“Those who marry will face many troubles in this life.” (1 Corinthians 7:28)
Leave it to the Apostle Paul to speak hard truths. He’s correct. Marriage can be very difficult. Every month at MarriageToday, we receive letters from couples who are struggling.
While the details vary, the story they tell is often the same. It’s a story about trying to undo the damage that has been done. It’s about the wounds caused by the marriage-killers rampant in our society: infidelity, pornography, abuse and stress.
I’ve seen recent studies suggesting that the divorce rate in America has begun to decline over the last few years. And of course that’s news we like to hear. But I suspect divorce is declining only because fewer people are getting married.
Many young people are electing to cohabitate instead of getting married. More and more people simply choose to stay single. The temptation and anxiety associated with marriage is so strong these days that people are afraid to make the commitment.
One study that concerns me most was conducted by the National Center for Family and Demographic Research, and revealed the divorce rate for people over fifty years old has actually doubled in the last two decades. Out of all divorces in our country, 25 percent of them occur between couples over the age of fifty.
In years past, if you made it beyond two or three decades of marriage, you went the distance. That’s not the case anymore. Making it to “the empty nest” is no guarantee of marriage success.
And yet, I still have an optimistic view of marriage. I don’t think God intended marriage to be a constant source of frustration and difficulty. I don’t think it’s something we have to “endure” to become better people.
And I absolutely don’t believe God intended marriage to be dull or ordinary. A marriage modeled after God’s plan can be enormously fulfilling and exciting, full of fun and adventure. When done right, marriage is the most rewarding experience a person can have this side of eternity.
How do I know? Because I’ve seen it happen in my own marriage. God brought Karen and me back from the brink of divorce. I’ve seen it in other marriages, too. After more than thirty years of counseling, the one truth I hold most dear is that no marriage is beyond help. Any marriage can have a 100 percent chance of success.
Any couple, regardless of their baggage or heartbreak, can rebuild a strained and broken marriage into a love affair that is divorce-proof, affair-proof, boredom-proof and disappointment-proof.

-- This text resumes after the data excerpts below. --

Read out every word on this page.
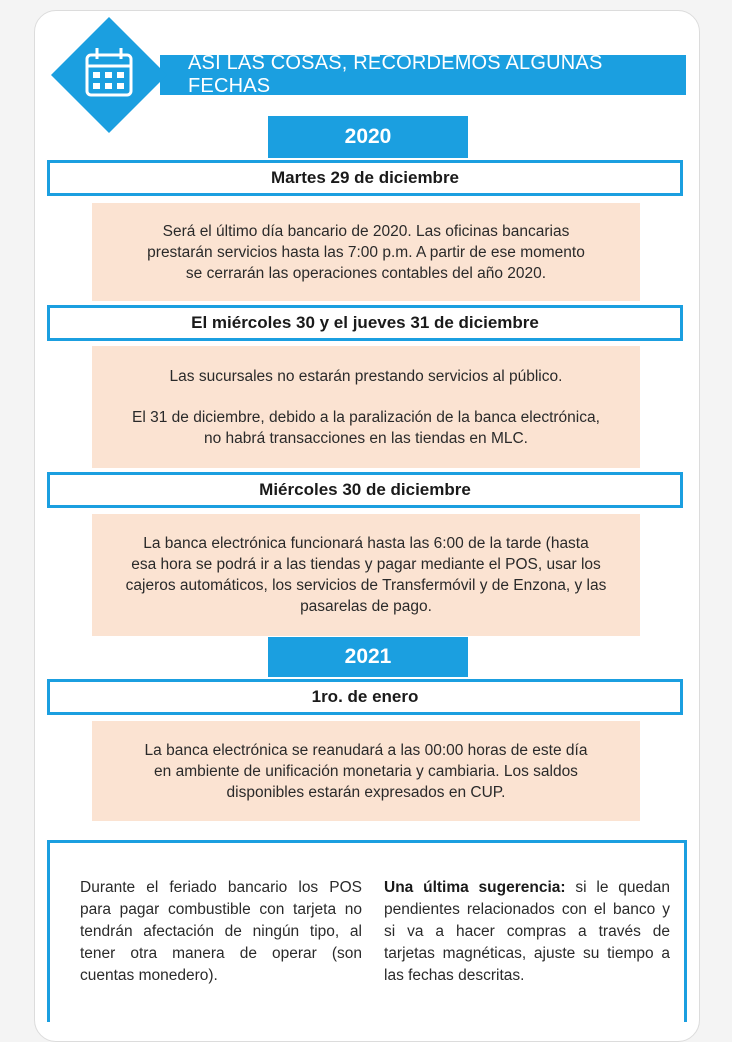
ASÍ LAS COSAS, RECORDEMOS ALGUNAS FECHAS
2020
Martes 29 de diciembre

Será el último día bancario de 2020. Las oficinas bancarias
prestarán servicios hasta las 7:00 p.m. A partir de ese momento
se cerrarán las operaciones contables del año 2020.

El miércoles 30 y el jueves 31 de diciembre

Las sucursales no estarán prestando servicios al público.

El 31 de diciembre, debido a la paralización de la banca electrónica,
no habrá transacciones en las tiendas en MLC.

Miércoles 30 de diciembre

La banca electrónica funcionará hasta las 6:00 de la tarde (hasta
esa hora se podrá ir a las tiendas y pagar mediante el POS, usar los
cajeros automáticos, los servicios de Transfermóvil y de Enzona, y las
pasarelas de pago.

2021
1ro. de enero

La banca electrónica se reanudará a las 00:00 horas de este día
en ambiente de unificación monetaria y cambiaria. Los saldos
disponibles estarán expresados en CUP.

Durante el feriado bancario los POS para pagar combustible con tarjeta no tendrán afectación de ningún tipo, al tener otra manera de operar (son cuentas monedero).
Una última sugerencia: si le quedan pendientes relacionados con el banco y si va a hacer compras a través de tarjetas magnéticas, ajuste su tiempo a las fechas descritas.
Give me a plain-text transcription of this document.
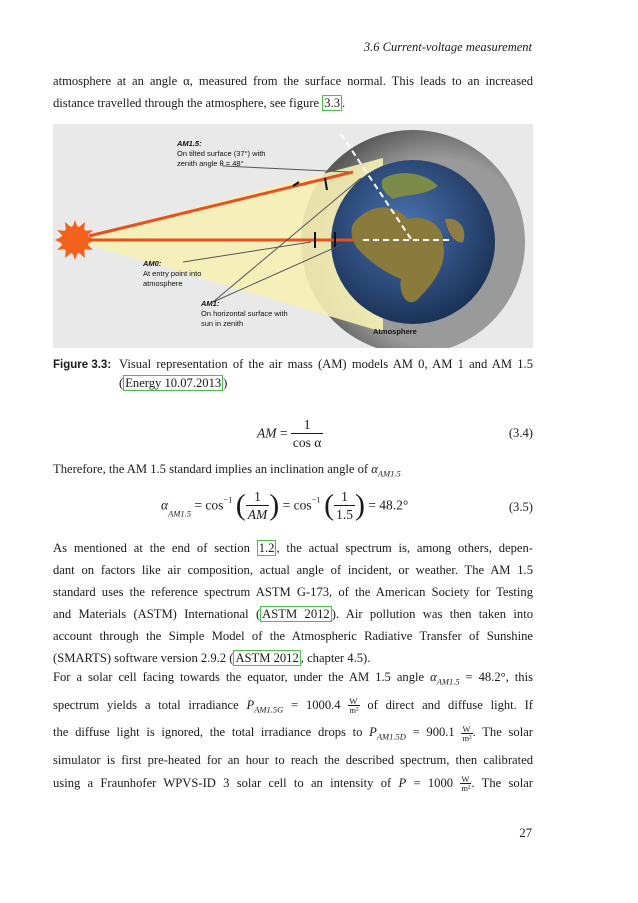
3.6 Current-voltage measurement
atmosphere at an angle α, measured from the surface normal. This leads to an increased
distance travelled through the atmosphere, see figure 3.3 .
AM1.5:
On tilted surface (37°) with
zenith angle θ = 48°
AM0:
At entry point into
atmosphere
AM1:
On horizontal surface with
sun in zenith
Atmosphere
Figure 3.3: Visual representation of the air mass (AM) models AM 0, AM 1 and AM 1.5
( Energy 10.07.2013 )
AM = $\frac{1}{\text{cos α}}$	(3.4)
Therefore, the AM 1.5 standard implies an inclination angle of $\alpha_{AM1.5}$
$\alpha_{AM1.5} = \cos^{-1}$ ( $\frac{1}{AM}$ ) = $\cos^{-1}$ ( $\frac{1}{1.5}$ ) = 48.2°	(3.5)
As mentioned at the end of section 1.2 , the actual spectrum is, among others, depen-
dant on factors like air composition, actual angle of incident, or weather. The AM 1.5
standard uses the reference spectrum ASTM G-173, of the American Society for Testing
and Materials (ASTM) International ( ASTM 2012 ). Air pollution was then taken into
account through the Simple Model of the Atmospheric Radiative Transfer of Sunshine
(SMARTS) software version 2.9.2 ( ASTM 2012 , chapter 4.5).
For a solar cell facing towards the equator, under the AM 1.5 angle $\alpha_{AM1.5} = 48.2^\circ$, this
spectrum yields a total irradiance $P_{AM1.5G} = 1000.4 \frac{W}{\text{m²}}$ of direct and diffuse light. If
the diffuse light is ignored, the total irradiance drops to $P_{AM1.5D} = 900.1 \frac{W}{\text{m²}}$ . The solar
simulator is first pre-heated for an hour to reach the described spectrum, then calibrated
using a Fraunhofer WPVS-ID 3 solar cell to an intensity of $P = 1000 \frac{W}{\text{m²}}$ . The solar
27
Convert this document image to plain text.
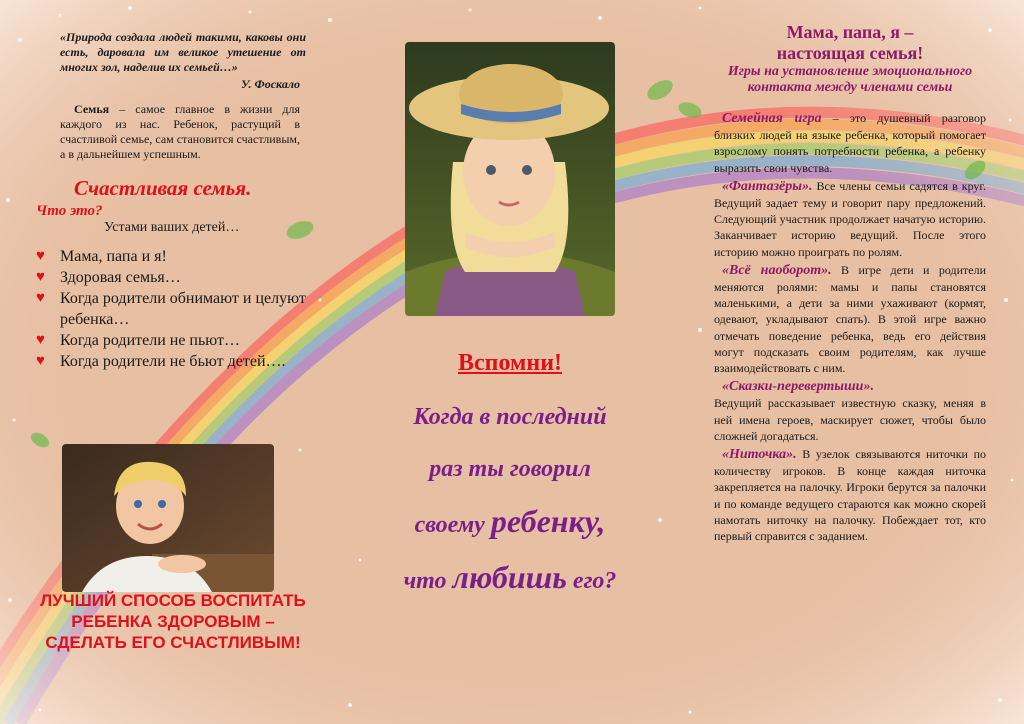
«Природа создала людей такими, каковы они есть, даровала им великое утешение от многих зол, наделив их семьей…»
У. Фоскало
Семья – самое главное в жизни для каждого из нас. Ребенок, растущий в счастливой семье, сам становится счастливым, а в дальнейшем успешным.
Счастливая семья.
Что это?
Устами ваших детей…
♥ Мама, папа и я!
♥ Здоровая семья…
♥ Когда родители обнимают и целуют ребенка…
♥ Когда родители не пьют…
♥ Когда родители не бьют детей….
ЛУЧШИЙ СПОСОБ ВОСПИТАТЬ РЕБЕНКА ЗДОРОВЫМ – СДЕЛАТЬ ЕГО СЧАСТЛИВЫМ!
Вспомни!
Когда в последний
раз ты говорил
своему ребенку,
что любишь его?
Мама, папа, я –
настоящая семья!
Игры на установление эмоционального контакта между членами семьи

Семейная игра – это душевный разговор близких людей на языке ребенка, который помогает взрослому понять потребности ребенка, а ребенку выразить свои чувства.

«Фантазёры». Все члены семьи садятся в круг. Ведущий задает тему и говорит пару предложений. Следующий участник продолжает начатую историю. Заканчивает историю ведущий. После этого историю можно проиграть по ролям.

«Всё наоборот». В игре дети и родители меняются ролями: мамы и папы становятся маленькими, а дети за ними ухаживают (кормят, одевают, укладывают спать). В этой игре важно отмечать поведение ребенка, ведь его действия могут подсказать своим родителям, как лучше взаимодействовать с ним.

«Сказки-перевертыши».

Ведущий рассказывает известную сказку, меняя в ней имена героев, маскирует сюжет, чтобы было сложней догадаться.

«Ниточка». В узелок связываются ниточки по количеству игроков. В конце каждая ниточка закрепляется на палочку. Игроки берутся за палочки и по команде ведущего стараются как можно скорей намотать ниточку на палочку. Побеждает тот, кто первый справится с заданием.
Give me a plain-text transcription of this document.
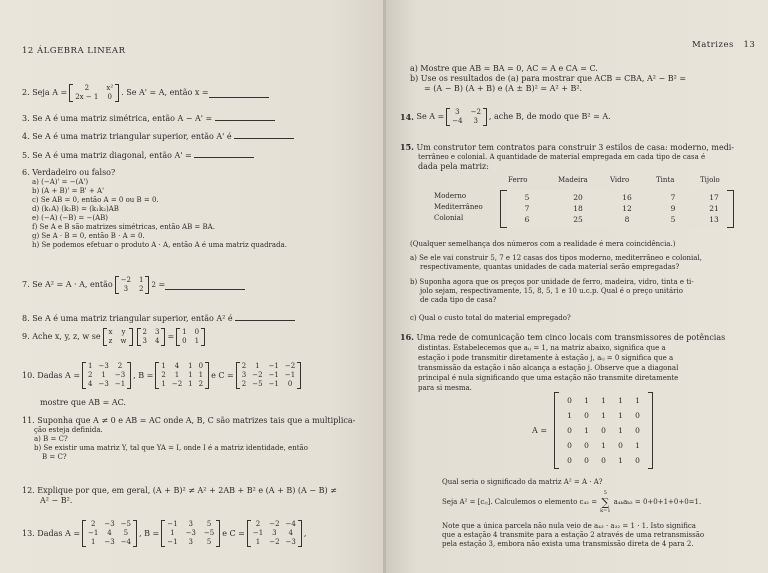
12 ÁLGEBRA LINEAR
2.
Seja A =	2	x²
2x − 1 0 . Se A' = A, então x =
3. Se A é uma matriz simétrica, então A − A' =
4. Se A é uma matriz triangular superior, então A' é
5. Se A é uma matriz diagonal, então A' =
6. Verdadeiro ou falso?
a) (−A)' = −(A')
b) (A + B)' = B' + A'
c) Se AB = 0, então A = 0 ou B = 0.
d) (k₁A) (k₂B) = (k₁k₂)AB
e) (−A) (−B) = −(AB)
f) Se A e B são matrizes simétricas, então AB = BA.
g) Se A · B = 0, então B · A = 0.
h) Se podemos efetuar o produto A · A, então A é uma matriz quadrada.
7.
Se A² = A · A, então −2 1
3	2
2
=
8. Se A é uma matriz triangular superior, então A² é
9.
Ache x, y, z, w se x y
z w
2 3
3 4 = 1 0
0 1
10.
Dadas A =
1 −3	2
2	1	−3
4 −3 −1
, B =
1	4	1 0
2	1	1 1
1 −2 1 2
e C =
2	1	−1 −2
3 −2 −1 −1
2 −5 −1	0
mostre que AB = AC.
11. Suponha que A ≠ 0 e AB = AC onde A, B, C são matrizes tais que a multiplica-
ção esteja definida.
a) B = C?
b) Se existir uma matriz Y, tal que YA = I, onde I é a matriz identidade, então
B = C?
12. Explique por que, em geral, (A + B)² ≠ A² + 2AB + B² e (A + B) (A − B) ≠
A² − B².
13.
Dadas A =
2	−3 −5
−1	4	5
1	−3 −4
, B =
−1	3	5
1	−3 −5
−1	3	5
e C =
2	−2 −4
−1	3	4
1	−2 −3
,
Matrizes 13
a) Mostre que AB = BA = 0, AC = A e CA = C.
b) Use os resultados de (a) para mostrar que ACB = CBA, A² − B² =
= (A − B) (A + B) e (A ± B)² = A² + B².
14.
Se A =	3	−2
−4	3	, ache B, de modo que B² = A.
15. Um construtor tem contratos para construir 3 estilos de casa: moderno, medi-
terrâneo e colonial. A quantidade de material empregada em cada tipo de casa é
dada pela matriz:
Ferro	Madeira	Vidro	Tinta	Tijolo
Moderno
Mediterrâneo
Colonial
5	20	16	7	17
7	18	12	9	21
6	25	8	5	13
(Qualquer semelhança dos números com a realidade é mera coincidência.)
a) Se ele vai construir 5, 7 e 12 casas dos tipos moderno, mediterrâneo e colonial,
respectivamente, quantas unidades de cada material serão empregadas?
b) Suponha agora que os preços por unidade de ferro, madeira, vidro, tinta e ti-
jolo sejam, respectivamente, 15, 8, 5, 1 e 10 u.c.p. Qual é o preço unitário
de cada tipo de casa?
c) Qual o custo total do material empregado?
16. Uma rede de comunicação tem cinco locais com transmissores de potências
distintas. Estabelecemos que aᵢⱼ = 1, na matriz abaixo, significa que a
estação i pode transmitir diretamente à estação j, aᵢⱼ = 0 significa que a
transmissão da estação i não alcança a estação j. Observe que a diagonal
principal é nula significando que uma estação não transmite diretamente
para si mesma.
A =
0	1	1	1	1
1	0	1	1	0
0	1	0	1	0
0	0	1	0	1
0	0	0	1	0
Qual seria o significado da matriz A² = A · A?
Seja A² = [cᵢⱼ]. Calculemos o elemento c₄₂ =
5
∑
k=1
a₄ₖaₖ₂ = 0+0+1+0+0=1.
Note que a única parcela não nula veio de a₄₃ · a₃₂ = 1 · 1. Isto significa
que a estação 4 transmite para a estação 2 através de uma retransmissão
pela estação 3, embora não exista uma transmissão direta de 4 para 2.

I believe these things because I’ve seen them happen again and again by couples who build their marriage on God’s principles rather than the world’s. But to make it the case in your marriage, you also must have an optimistic view of marriage. You have to be open to God’s teaching and willing to pursue it.
Examine your heart and attitude. Are you hopeful about your marriage? That attitude of hope is where healing begins.